We found colorful masks in a display case in one small room.

Mark and Benjo looking at a hand made map of Bolivia.
My favorite painting, framed by the building itself.

Near the unlabeled museum was the Cathedral Metropolitana Basilica Menor de San Lorenzo de Santa Cruz, also called the Cathedral Bassilica of St. Lawrence and the Santa Cruz de la Sierra Cathedral. That’s a lot of words for beautiful, brick church.

One of many pigeons in the square near the church.

Inside the church were several people praying, some lighting candles. We walked near the altar, turned around, and on the way out, ran into a relative of Benjo’s whom he hugged and spoke with for a few minutes.

I loved this bench because it thad very little straight about it after many, many years of use.

As we walked back to the parking lot, we walked under the cover of the local buildings, all of which were built like this to keep people dry during the rainy season. I loved the imperfections here–the missing paint, the well used tile, the quaintness of its simplicity. And the thoughtfulness of keeping people dry.

Benjo then drove us to a quaint chocolate shop where we bought some fancy, flavored chocolates for the Foianinis.

Yummy chocolate chip cookies for me.

Fancy flavored chocolates for our hero and heroine.

Our next stop was the Clinic Foianini where we left chocolates with a worker who turned out to be the wife of a guy Benjo plays soccer with. Seemed like he knew everybody.

A week later–when we returned from the jungle– we called Esteban and learned Sabina had confiscated all the chocolates. Poor guy.

For lunch, we treated Benjo to a restaurant he recommended, the name for which I didn’t catch, in part because I was a bit caught off guard by the cow hides on the chair and the fact that everyone was eating large chunks of various types of meat. A vegetarian when it’s not inconvenient, I told Benjo this was perfect for Mark and that their salads looked amazing.

A Huari beer and a glass of a juice Benjo recommended, called achachairu, which was like watered down coconut milk with a hint of orange sherbet maybe? But all the kinds of rices, salads, meat, salad all were very tasty. We left stuffed as ticks.

Benjo with one of many, many tasty foods.
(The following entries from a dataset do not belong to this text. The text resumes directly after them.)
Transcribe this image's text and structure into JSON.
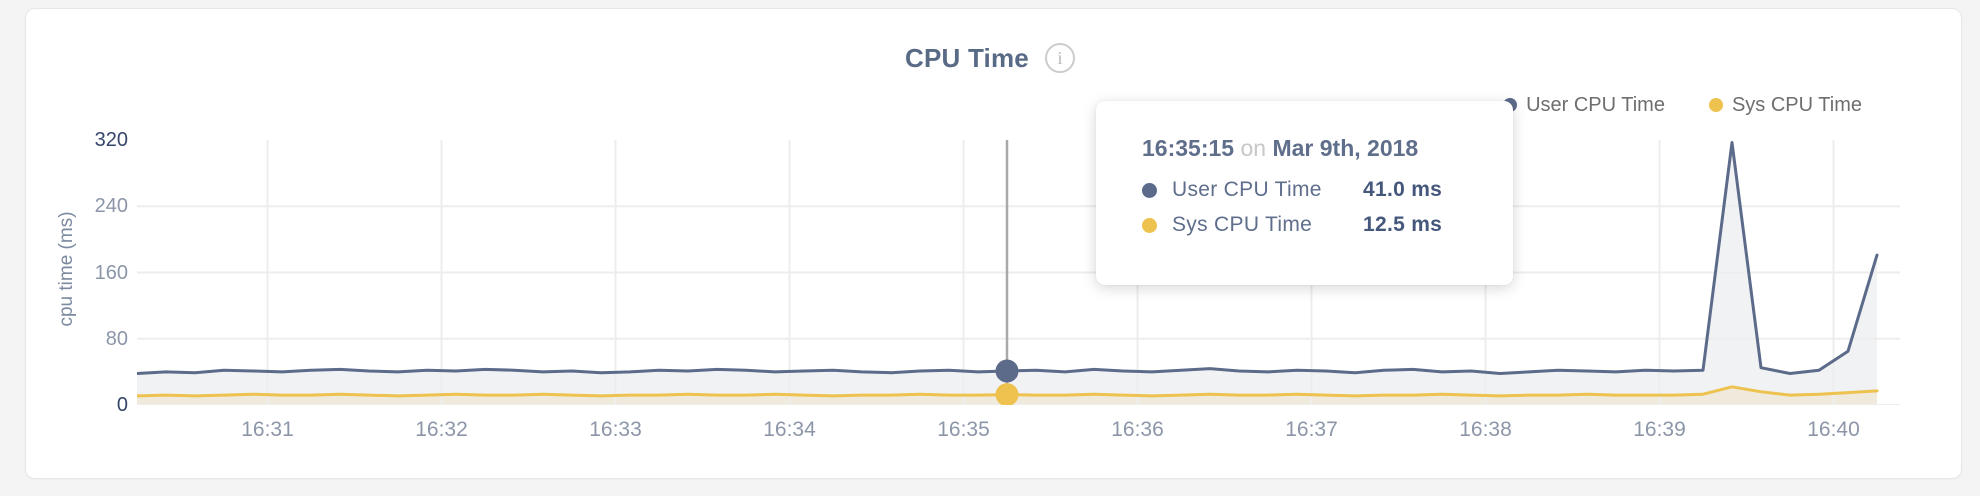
{
  "header": {
    "title": "CPU Time"
  },
  "axes": {
    "y_title": "cpu time (ms)"
  },
  "legend": [
    {
      "label": "User CPU Time",
      "color": "#5c6b8a"
    },
    {
      "label": "Sys CPU Time",
      "color": "#eec24f"
    }
  ],
  "tooltip": {
    "time": "16:35:15",
    "connector": "on",
    "date": "Mar 9th, 2018",
    "rows": [
      {
        "label": "User CPU Time",
        "value": "41.0 ms",
        "color": "#5c6b8a"
      },
      {
        "label": "Sys CPU Time",
        "value": "12.5 ms",
        "color": "#eec24f"
      }
    ]
  },
  "chart_data": {
    "type": "area",
    "title": "CPU Time",
    "xlabel": "",
    "ylabel": "cpu time (ms)",
    "ylim": [
      0,
      320
    ],
    "yticks": [
      0,
      80,
      160,
      240,
      320
    ],
    "xticks": [
      "16:31",
      "16:32",
      "16:33",
      "16:34",
      "16:35",
      "16:36",
      "16:37",
      "16:38",
      "16:39",
      "16:40"
    ],
    "x_start_time": "16:30:15",
    "x_interval_seconds": 10,
    "grid": true,
    "legend_position": "top-right",
    "series": [
      {
        "name": "User CPU Time",
        "color": "#5c6b8a",
        "fill": "rgba(92,107,138,0.09)",
        "values": [
          38,
          40,
          39,
          42,
          41,
          40,
          42,
          43,
          41,
          40,
          42,
          41,
          43,
          42,
          40,
          41,
          39,
          40,
          42,
          41,
          43,
          42,
          40,
          41,
          42,
          40,
          39,
          41,
          42,
          40,
          41,
          42,
          40,
          43,
          41,
          40,
          42,
          44,
          41,
          40,
          42,
          41,
          39,
          42,
          43,
          40,
          41,
          38,
          40,
          42,
          41,
          40,
          42,
          41,
          42,
          317,
          45,
          38,
          42,
          65,
          181
        ]
      },
      {
        "name": "Sys CPU Time",
        "color": "#eec24f",
        "fill": "rgba(238,194,79,0.14)",
        "values": [
          11,
          12,
          11,
          12,
          13,
          12,
          12,
          13,
          12,
          11,
          12,
          13,
          12,
          12,
          13,
          12,
          11,
          12,
          12,
          13,
          12,
          12,
          13,
          12,
          11,
          12,
          12,
          13,
          12,
          12,
          12.5,
          12,
          12,
          13,
          12,
          11,
          12,
          13,
          12,
          12,
          13,
          12,
          11,
          12,
          12,
          13,
          12,
          11,
          12,
          12,
          13,
          12,
          12,
          12,
          13,
          22,
          16,
          12,
          13,
          15,
          17
        ]
      }
    ],
    "hover": {
      "index": 30,
      "time": "16:35:15",
      "date": "Mar 9th, 2018",
      "values": [
        41.0,
        12.5
      ]
    }
  }
}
Benjo dropped us off at the Hotel Trajebos where my first order of business was to look out the window, go, “Wow,” get my camera and start shooting. This is a yellow-tufted woodpecker.
This pale-vented pigeon appeared on the tree outside our room right after the woodpecker took off, soon followed by a Bolivian blackbird, shown to the right.

With the sun low on the horizon, I snapped this air plant, then we went poolside where Mark discovered a frozen scorpion, a wonderful tropical drink.

I jumped into the pool, had a beer, watched kids play in the fountain, and felt relaxed and blessed.

And I was ready for our first day in the jungle.